The following day, the water started flowing again. But because this is the only water source for the village, and the reality that it could vanish completely was terrifying. Lopez said the water level has dropped more than a foot and a half in just a month.
"I really don't look forward to the day when you come up here and don't see but maybe a foot of water," Lopez said. "That would be sad, but it could happen."
In fact, this summer, the wells in three New Mexico towns dried up and water had to be trucked in.
"When we started seeing these communities run out of water it was like 'why is this occurring?'" said Ryan Flynn, secretary of the State Environment Department.
It turns out there are more than 250 mostly rural communities scattered throughout the state that rely on a single source.
"If you are relying on only one single supply of water, if there was an event you really are in a tough spot because you don't have any other options," Flynn said.
Those tough spots can be caused by drought, contamination or just aging, leaky infrastructure. For the most part, Flynn said, people don't even think where where the water comes from.
"You think as long as the water's flowing, everything’s good," he said.
Wagon Mound has teamed up with the state’s Drinking Water Bureau to develop a plan. People are cutting back their water use. Residents can even go on supervised tours of the spring to see for themselves where the water that flushes their toilets actually comes from.
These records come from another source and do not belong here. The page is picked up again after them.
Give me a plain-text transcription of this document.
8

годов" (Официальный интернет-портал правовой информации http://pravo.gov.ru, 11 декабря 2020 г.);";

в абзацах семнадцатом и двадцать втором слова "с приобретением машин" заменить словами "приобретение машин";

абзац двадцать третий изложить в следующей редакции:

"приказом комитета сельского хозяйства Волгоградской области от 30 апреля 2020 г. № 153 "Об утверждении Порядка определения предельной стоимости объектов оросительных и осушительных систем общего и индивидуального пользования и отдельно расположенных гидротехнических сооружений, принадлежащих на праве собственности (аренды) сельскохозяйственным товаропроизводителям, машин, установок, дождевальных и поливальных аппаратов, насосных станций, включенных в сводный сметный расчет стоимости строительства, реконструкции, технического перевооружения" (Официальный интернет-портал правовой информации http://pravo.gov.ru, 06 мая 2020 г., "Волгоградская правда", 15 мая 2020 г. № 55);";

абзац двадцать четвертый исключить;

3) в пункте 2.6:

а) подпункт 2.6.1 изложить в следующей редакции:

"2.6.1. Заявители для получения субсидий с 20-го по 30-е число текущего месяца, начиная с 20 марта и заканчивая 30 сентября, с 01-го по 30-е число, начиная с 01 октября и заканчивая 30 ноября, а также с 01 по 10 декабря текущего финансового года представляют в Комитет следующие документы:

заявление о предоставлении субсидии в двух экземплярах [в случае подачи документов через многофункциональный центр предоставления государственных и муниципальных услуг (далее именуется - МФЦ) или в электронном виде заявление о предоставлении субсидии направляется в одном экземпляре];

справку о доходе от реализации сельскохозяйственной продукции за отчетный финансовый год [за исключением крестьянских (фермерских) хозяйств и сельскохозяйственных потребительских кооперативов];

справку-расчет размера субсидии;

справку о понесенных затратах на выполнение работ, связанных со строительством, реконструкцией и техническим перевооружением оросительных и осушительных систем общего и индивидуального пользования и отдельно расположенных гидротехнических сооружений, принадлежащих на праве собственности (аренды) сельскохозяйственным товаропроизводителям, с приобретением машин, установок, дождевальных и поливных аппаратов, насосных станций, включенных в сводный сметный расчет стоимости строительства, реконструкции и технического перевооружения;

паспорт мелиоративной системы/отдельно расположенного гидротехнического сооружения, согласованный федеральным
Dennis McQuillian works for the state helping towns protect their water source. He says across the Southwest more water is being pumped out of the aquifers then nature is putting back in.
Up at Wagon Mound’s spring he's been taking electrical conductivity readings to gauge the health of the aquifer that feeds it. McQuillian inserts a gadget that looks like a thermometer into the water.
"I'm measuring the electrical conductivity, which is a measure of the electrolytes in the water and the total dissolved solids and the mineral content. Quite often what we'll see as aquifers are being depleted is conductivity will go up. The reading I just measured was 447 microsiemens per centimeter."
Despite the spring’s lower levels, McQuillian said that conductivity reading has more or less flatlined, which is a good thing.
Driving back to the village, McQuillian spots a windmill off in the distance and asks Lopez about it.
"So is that another spring there at eleven o'clock?" McQuillian asks.
"There's a windmill there, there might be a spring there as well," Lopez said.
"Well that would be a good one to sample and measure," McQuillian said.
McQuillian says a proper hydrogeological investigation is going to involve sampling every possible water source in the region, even that distant windmill. Part of Wagon Mound's goal is to come up with a secondary source of water so that if their spring goes dry, there is a Plan B.